Bild: Der Fischer Fumio Suzuki aus Iwaki bei der Ausfahrt zum Testfang
IWAKI/TOKIO taz | Über sechzig Jahre lang ist er zur See gefahren. Jetzt
sitzt er hier im schmucklosen Versammlungssaal seiner Fischereikooperative
am Stadtrand von Iwaki. Masakazu Yabuki, 77 Jahre alt, spricht mit ruhiger
Stimme und gefalteten Händen über einen sterbenden Berufsstand in der
Präfektur Fukushima.
Iwaki, knapp 50 Kilometer von den Unglücksreaktoren des Kraftwerks
Fukushima Daiichi entfernt, hatte das große Tohoku-Beben vom 11. März 2011
gleich vierfach getroffen. Das Beben allein richtete schwere Zerstörungen
im Ort an. Der unmittelbar nachfolgende Tsunami forderte hunderte
Todesopfer in den küstennahen Siedlungen.
Genau einen Monat darauf, am 11. April, wurde der Ort von einem weiteren,
ähnlich starken Beben getroffen. Die Atomkatastrophe, in deren Bann die
Ortschaft bereits seit Wochen war, schließlich zerstörte die
Lebensgrundlage der in Tourismus, Landwirtschaft und Fischerei
beschäftigten Menschen.
„Schädliche Gerüchte" sind es, die Masakazu Yabuki als größte Bedrohung f…

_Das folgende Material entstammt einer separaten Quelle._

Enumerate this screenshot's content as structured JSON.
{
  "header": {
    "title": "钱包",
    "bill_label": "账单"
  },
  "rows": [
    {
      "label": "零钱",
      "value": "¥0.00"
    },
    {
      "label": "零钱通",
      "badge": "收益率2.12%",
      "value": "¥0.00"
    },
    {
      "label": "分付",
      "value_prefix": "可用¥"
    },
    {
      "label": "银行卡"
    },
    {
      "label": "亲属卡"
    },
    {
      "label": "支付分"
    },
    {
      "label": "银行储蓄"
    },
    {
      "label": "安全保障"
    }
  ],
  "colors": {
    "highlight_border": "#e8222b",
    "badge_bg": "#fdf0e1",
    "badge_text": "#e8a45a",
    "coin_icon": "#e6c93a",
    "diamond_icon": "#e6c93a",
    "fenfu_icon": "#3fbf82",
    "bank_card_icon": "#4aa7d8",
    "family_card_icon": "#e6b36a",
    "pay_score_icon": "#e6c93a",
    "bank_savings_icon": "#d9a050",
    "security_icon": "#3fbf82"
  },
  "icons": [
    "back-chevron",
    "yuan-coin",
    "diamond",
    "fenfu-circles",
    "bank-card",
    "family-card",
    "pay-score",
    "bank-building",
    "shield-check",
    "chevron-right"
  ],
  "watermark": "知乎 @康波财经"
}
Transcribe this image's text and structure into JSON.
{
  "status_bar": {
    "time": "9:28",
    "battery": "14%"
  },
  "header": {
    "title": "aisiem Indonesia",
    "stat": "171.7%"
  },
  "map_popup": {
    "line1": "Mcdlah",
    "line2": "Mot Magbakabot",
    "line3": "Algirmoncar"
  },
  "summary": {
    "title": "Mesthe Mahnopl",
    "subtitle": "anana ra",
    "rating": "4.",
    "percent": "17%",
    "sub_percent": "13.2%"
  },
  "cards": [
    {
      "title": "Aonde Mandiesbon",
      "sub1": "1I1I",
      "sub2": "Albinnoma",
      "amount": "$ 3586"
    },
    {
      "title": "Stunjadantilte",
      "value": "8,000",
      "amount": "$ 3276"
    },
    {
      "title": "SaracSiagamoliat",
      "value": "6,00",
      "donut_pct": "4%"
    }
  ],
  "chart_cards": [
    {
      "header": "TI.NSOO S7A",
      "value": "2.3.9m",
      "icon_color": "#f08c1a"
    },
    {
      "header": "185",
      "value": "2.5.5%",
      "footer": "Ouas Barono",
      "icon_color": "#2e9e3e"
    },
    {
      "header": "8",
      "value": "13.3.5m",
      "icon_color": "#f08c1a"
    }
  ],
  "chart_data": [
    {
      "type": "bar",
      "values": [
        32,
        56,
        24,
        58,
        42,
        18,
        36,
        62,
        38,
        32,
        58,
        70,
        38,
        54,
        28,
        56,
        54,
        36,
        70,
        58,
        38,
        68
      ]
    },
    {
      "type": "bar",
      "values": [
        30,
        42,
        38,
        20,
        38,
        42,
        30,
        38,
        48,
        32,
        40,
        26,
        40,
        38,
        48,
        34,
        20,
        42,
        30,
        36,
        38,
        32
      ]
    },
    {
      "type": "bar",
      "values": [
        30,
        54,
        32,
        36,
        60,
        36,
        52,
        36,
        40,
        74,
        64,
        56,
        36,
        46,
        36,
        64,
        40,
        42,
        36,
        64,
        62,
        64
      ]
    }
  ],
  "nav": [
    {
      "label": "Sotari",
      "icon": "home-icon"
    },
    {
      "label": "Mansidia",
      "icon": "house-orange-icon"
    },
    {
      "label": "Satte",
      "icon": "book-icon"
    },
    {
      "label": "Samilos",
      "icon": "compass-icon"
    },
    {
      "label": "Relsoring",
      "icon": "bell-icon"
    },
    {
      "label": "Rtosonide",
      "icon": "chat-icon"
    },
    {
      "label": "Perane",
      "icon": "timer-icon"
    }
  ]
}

die Fischer aus Iwaki wahrnimmt. Gerüchte über die Strahlenbelastung,
befeuert von der inkompetenten Informationspolitik der Betreiberfirma
Tepco: „Jeden Tag können wir die enttäuschende Performance der Offiziellen
im Fernsehen anschauen. Ändern tut sich nichts."

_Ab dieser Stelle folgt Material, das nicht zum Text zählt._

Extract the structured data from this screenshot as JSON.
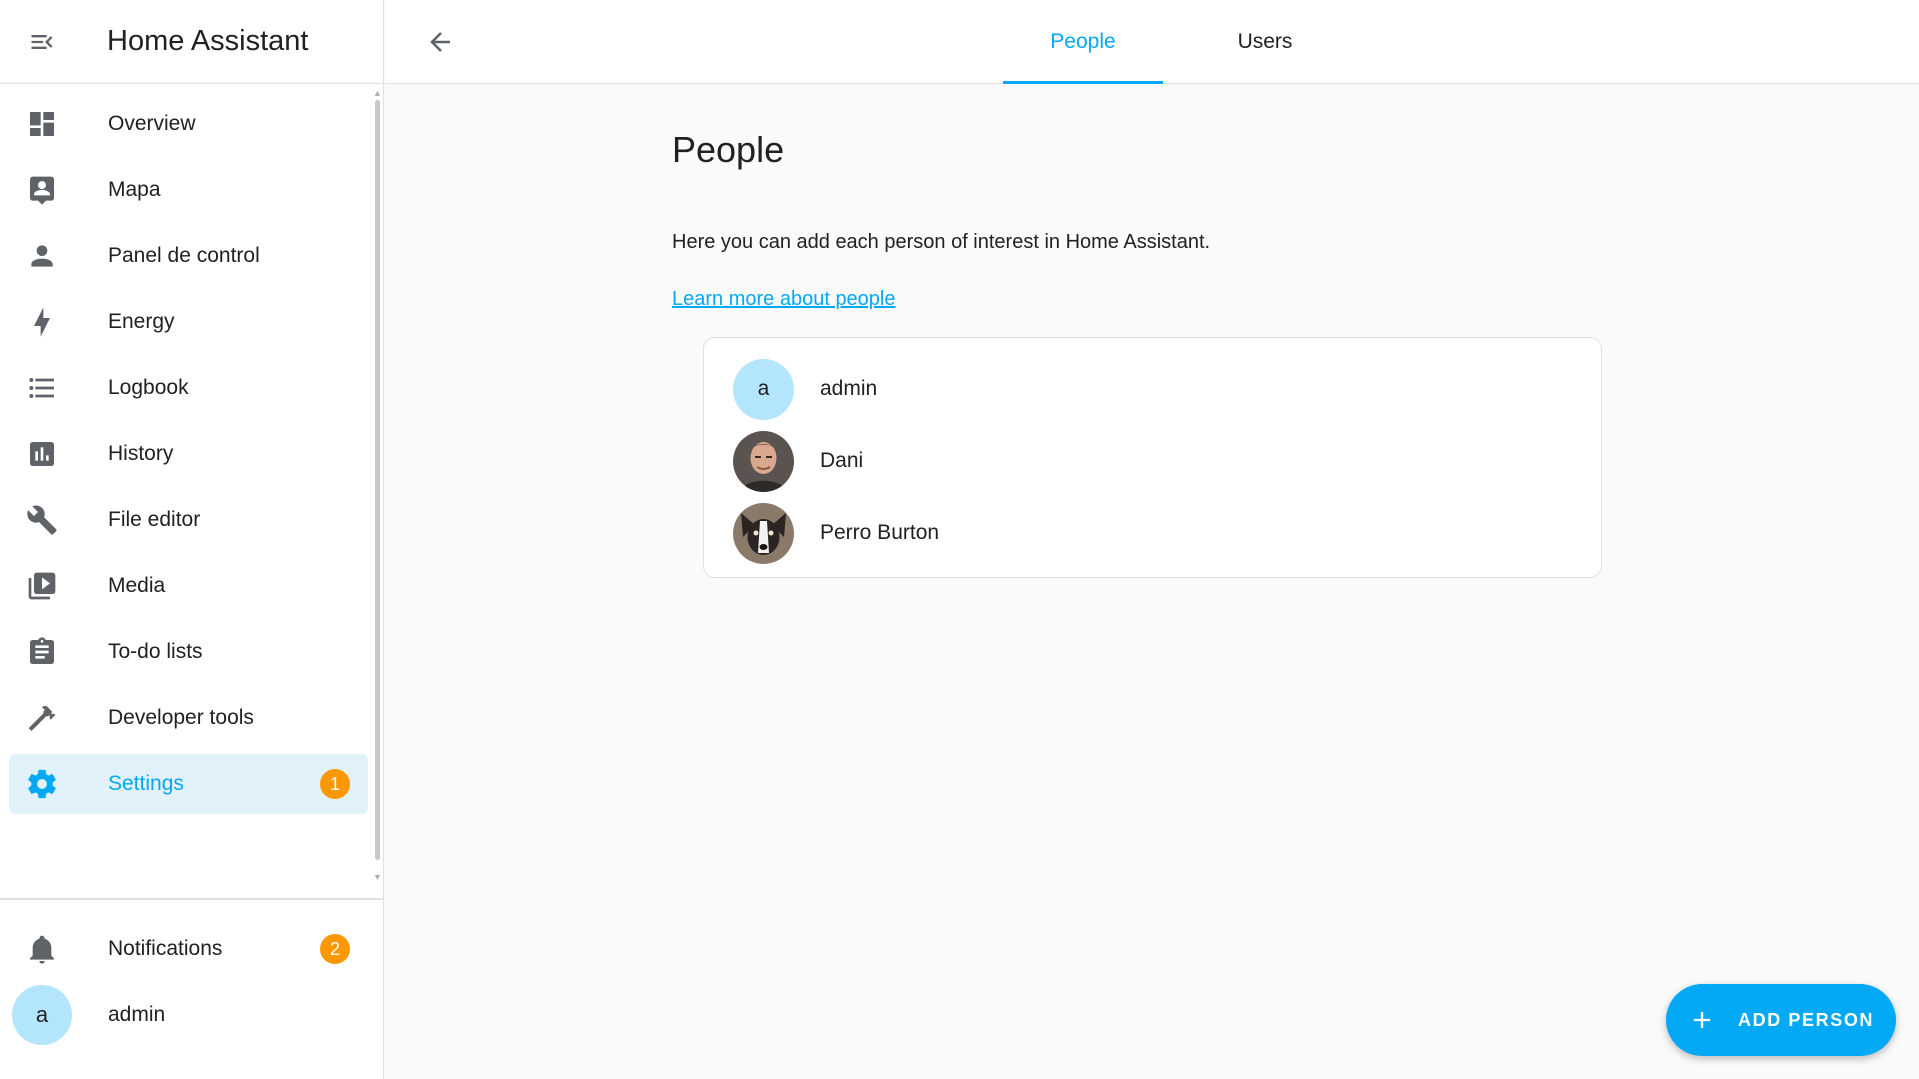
{
  "sidebar": {
    "title": "Home Assistant",
    "items": [
      {
        "label": "Overview",
        "icon": "dashboard-icon"
      },
      {
        "label": "Mapa",
        "icon": "map-account-icon"
      },
      {
        "label": "Panel de control",
        "icon": "person-icon"
      },
      {
        "label": "Energy",
        "icon": "lightning-bolt-icon"
      },
      {
        "label": "Logbook",
        "icon": "format-list-icon"
      },
      {
        "label": "History",
        "icon": "chart-box-icon"
      },
      {
        "label": "File editor",
        "icon": "wrench-icon"
      },
      {
        "label": "Media",
        "icon": "play-box-multiple-icon"
      },
      {
        "label": "To-do lists",
        "icon": "clipboard-list-icon"
      },
      {
        "label": "Developer tools",
        "icon": "hammer-icon"
      },
      {
        "label": "Settings",
        "icon": "cog-icon",
        "badge": "1",
        "active": true
      }
    ],
    "notifications": {
      "label": "Notifications",
      "badge": "2"
    },
    "user": {
      "initial": "a",
      "name": "admin"
    }
  },
  "tabs": [
    {
      "label": "People",
      "active": true
    },
    {
      "label": "Users",
      "active": false
    }
  ],
  "main": {
    "title": "People",
    "description": "Here you can add each person of interest in Home Assistant.",
    "learn_more": "Learn more about people",
    "people": [
      {
        "name": "admin",
        "initial": "a"
      },
      {
        "name": "Dani"
      },
      {
        "name": "Perro Burton"
      }
    ]
  },
  "fab": {
    "label": "ADD PERSON"
  },
  "colors": {
    "accent": "#03a9f4",
    "badge": "#ff9800",
    "active_bg": "#e1f2fb",
    "avatar_bg": "#b3e5fc"
  }
}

Einmal pro Woche fahren seine jüngeren Kollegen zum Testfang raus.
Außerhalb eines 40-Kilometer-Radius' vom Kraftwerk, in ca. 150 Metern Tiefe
hat ihr Fang im Schnitt eine Strahlenbelastung deutlich unter den
zulässigen Höchstwerten. Den Regelbetrieb kann die Kooperative trotzdem
noch nicht aufnehmen. Solange die immer wiederkehrenden Lecks
kontaminierten Wassers aus dem zerstörten Kraftwerkskomplex nicht behoben
sind, ist das Risiko einfach zu hoch. Davon abgesehen würde niemand Fisch
aus der Gegend kaufen wollen.
Die rund 400 Mitglieder der Kooperative müssen derweil mit Kompensationen
aus dem Hilfefonds Tepcos durchkommen. 82% Prozent ihres durchschnittlichen
Einkommens vor dem Unglück werden ihnen bis auf weiteres ausgezahlt. Viele
Fischer in der Gegend waren außerdem bei den Aufräumarbeiten in den von
Beben und Tsunami betroffenen Gebieten eingesetzt. Die entsprechenden
Förderprogramme laufen nun aber eines nach dem anderen aus.

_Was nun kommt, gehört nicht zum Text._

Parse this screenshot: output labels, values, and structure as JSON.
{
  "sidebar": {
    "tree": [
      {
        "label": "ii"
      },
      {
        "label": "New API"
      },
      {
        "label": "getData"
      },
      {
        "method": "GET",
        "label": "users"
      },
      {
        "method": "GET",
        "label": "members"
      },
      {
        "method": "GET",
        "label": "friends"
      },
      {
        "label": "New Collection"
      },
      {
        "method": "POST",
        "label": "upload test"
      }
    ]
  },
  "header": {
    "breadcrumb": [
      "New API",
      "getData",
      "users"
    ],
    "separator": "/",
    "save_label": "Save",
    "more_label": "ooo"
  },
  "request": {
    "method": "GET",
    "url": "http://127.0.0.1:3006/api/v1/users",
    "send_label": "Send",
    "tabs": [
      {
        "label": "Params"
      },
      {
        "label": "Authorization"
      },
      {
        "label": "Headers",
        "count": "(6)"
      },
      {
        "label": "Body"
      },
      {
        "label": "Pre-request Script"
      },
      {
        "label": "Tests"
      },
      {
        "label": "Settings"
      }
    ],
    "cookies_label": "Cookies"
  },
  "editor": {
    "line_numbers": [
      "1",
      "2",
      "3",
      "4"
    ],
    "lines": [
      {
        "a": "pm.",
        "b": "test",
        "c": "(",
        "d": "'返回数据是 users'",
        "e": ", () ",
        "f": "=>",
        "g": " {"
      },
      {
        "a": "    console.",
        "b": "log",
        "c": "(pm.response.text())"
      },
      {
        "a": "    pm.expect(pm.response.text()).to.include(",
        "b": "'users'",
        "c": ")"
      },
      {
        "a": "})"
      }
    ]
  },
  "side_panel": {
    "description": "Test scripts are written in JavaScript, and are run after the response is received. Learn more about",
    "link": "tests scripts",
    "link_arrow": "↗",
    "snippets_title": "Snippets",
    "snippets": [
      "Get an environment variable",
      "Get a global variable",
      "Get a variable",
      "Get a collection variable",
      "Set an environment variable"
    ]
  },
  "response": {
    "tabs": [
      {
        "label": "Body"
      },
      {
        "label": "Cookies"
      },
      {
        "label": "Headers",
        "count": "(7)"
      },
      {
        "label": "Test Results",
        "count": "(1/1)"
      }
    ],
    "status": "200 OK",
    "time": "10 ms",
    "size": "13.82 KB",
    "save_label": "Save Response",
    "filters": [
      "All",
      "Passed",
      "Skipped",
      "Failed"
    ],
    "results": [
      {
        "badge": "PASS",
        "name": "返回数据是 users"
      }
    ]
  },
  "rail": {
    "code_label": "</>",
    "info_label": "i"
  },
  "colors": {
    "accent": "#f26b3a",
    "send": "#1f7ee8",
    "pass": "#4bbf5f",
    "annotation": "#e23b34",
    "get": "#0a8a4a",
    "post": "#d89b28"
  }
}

Junge Menschen seien so natürlich nicht dafür zu begeistern, die meist im
Familienbetrieb geführten Fischereibetriebe fortzuführen. Das schmerzt
Yabuki sichtlich. „Als ich damals von Tschernobyl hörte, war das Welten
entfernt. Nun ist es hier passiert und hat den Lauf meines Lebens
grundlegend geändert."
An Tschernobyl und selbst die chinesischen Atomtests in den 1960ern
erinnert sich auch Shizuto Suzuki. Der kommunale Angestellte erzählt, dass
er schon als Kind von seiner Mutter vor bestimmten Pflanzen gewarnt worden
sei, selbst Thunfisch hatte den Ruf hoch belastet zu sein. Wirklich präsent
seien diese Warnungen aber bis zum März 2011 nicht mehr gewesen. Inzwischen
jedoch habe ein großer Lernprozess eingesetzt, Menschen, die sich nie
sonderlich für Atomkraft und ihre Risiken interessierten, wüssten nun recht
genau, was die verschiedenen Messwerte bedeuten, wo die Risiken liegen.
Suzuki führt uns durch seine Stadt. Auf großer Fläche verteilte,
unspektakuläre Siedlungen und Gewerbegebiete. Die meisten von den Beben
verursachten Schäden sind längst behoben. Direkt an der Küste ist das Bild
ein anderes. Während die Hafenanlagen vollständig wiederhergestellt wurden,
sind an vielen kleinen Buchten die Folgen des Tsunamis deutlich
auszumachen. Dort wo einst begehrte Häuschen mit Pazifikblick standen,
zeigt sich nun ein knöchelhohes Labyrinth aus Bodenplatten und
Fundamentkanten. Der Schutt ist weg, die Narben bleiben.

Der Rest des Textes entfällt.